The party led by Doug Ford has been holding a clear lead over the opposition New Democrats and the Liberals, who both compete for the center-left vote. An Ekos Research poll published Sunday gave the Progressive Conservatives a seven-point lead over their closest challenger, the Liberal Party.

Ford, who swept to power in 2018 after 15 years of Liberal rule, needs to win 63 seats in the 124-seat provincial legislature to retain his majority. At dissolution the party held 67.

Some polls opened late, by as much as two hours, due to "incidents such as fire, sewer backups and power outages," an Elections Ontario spokesperson said, without saying how many or where.

A portal that gives parties information on who has already voted was hit by "connectivity issues," the spokesperson added. Parties use the information for their last-minute get-out-the-vote strategies, a New Democratic Party spokesperson told Reuters. The portal was working by Thursday afternoon.
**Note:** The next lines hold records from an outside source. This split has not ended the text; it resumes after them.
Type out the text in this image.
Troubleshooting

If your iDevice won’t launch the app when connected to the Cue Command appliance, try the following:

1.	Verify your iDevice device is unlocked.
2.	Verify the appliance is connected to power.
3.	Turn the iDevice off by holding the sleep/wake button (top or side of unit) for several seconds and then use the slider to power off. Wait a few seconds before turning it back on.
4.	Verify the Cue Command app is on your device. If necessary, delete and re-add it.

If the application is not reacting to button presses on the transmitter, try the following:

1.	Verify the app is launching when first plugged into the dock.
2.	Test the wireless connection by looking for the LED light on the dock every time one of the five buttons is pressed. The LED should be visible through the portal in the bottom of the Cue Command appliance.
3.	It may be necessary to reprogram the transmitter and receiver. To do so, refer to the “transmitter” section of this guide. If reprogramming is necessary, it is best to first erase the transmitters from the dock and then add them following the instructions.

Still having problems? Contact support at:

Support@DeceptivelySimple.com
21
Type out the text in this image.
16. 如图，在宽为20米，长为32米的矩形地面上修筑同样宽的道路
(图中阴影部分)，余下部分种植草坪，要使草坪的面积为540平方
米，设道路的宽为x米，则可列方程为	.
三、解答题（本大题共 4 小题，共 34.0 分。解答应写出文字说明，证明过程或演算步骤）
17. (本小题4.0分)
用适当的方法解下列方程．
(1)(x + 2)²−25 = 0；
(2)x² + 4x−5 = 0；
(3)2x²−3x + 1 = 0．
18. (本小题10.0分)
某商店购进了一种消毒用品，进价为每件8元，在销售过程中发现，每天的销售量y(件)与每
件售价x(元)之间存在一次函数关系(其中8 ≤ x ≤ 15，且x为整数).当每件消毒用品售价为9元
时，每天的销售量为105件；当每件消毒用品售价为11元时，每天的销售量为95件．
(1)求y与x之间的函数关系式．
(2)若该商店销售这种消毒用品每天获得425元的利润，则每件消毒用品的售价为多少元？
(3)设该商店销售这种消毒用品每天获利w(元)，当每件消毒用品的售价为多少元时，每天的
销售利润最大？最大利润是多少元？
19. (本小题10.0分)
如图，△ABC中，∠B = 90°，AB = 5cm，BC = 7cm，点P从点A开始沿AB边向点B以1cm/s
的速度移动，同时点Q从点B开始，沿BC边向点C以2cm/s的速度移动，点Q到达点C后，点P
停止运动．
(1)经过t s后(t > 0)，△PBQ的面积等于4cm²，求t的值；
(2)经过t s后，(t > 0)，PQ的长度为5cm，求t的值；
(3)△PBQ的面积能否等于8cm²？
Polls close at 9:00 PM ET (0100 GMT, Friday).

Ontario, home to just under 40% of Canada's 38.2 million people, is Canada's manufacturing heartland. It is also one of the world's largest sub-sovereign borrowers, with publicly held debt currently standing at C$418.7 billion ($330.8 billion).

With inflation in Canada at a three-decade high, housing and cost-of-living issues drove the election campaign.

In a pre-election budget tabled in April, Ford promised billions of dollars of spending on infrastructure projects and outlined a tax credit for low-income earners, resulting in a higher budget deficit in the current fiscal year than the last.

The budget also put forth a slower path back to balance than some analysts had expected.

"Day 29, I am so excited!" Ford, 57, said in a video tweeted on Wednesday, referring to the 29th day of his campaign.

With a debt-to-GDP ratio of 40.7%, Ontario's debt load is higher than the next three most populous provinces and it pays more to borrow in the bond market.

Ford's popularity plunged in 2020 amid accusations Ontario had bungled the COVID-19 epidemic.

But his fortunes revived this year, in part through some populist moves like eliminating license plate renewal fees and expanding a foreign buyer tax on homes.

The New Democrats' Andrea Horwath vowed to create an annual speculation and vacancy tax on residential property.

The Liberals, led by Steven Del Duca, promised to reduce public transit fares while imposing a surtax on companies with annual profits exceeding C$1 billion.

A poll tracker maintained by the Canadian Broadcasting Corp showed that the Liberals and the New Democrats each had just a 1%-chance of winning.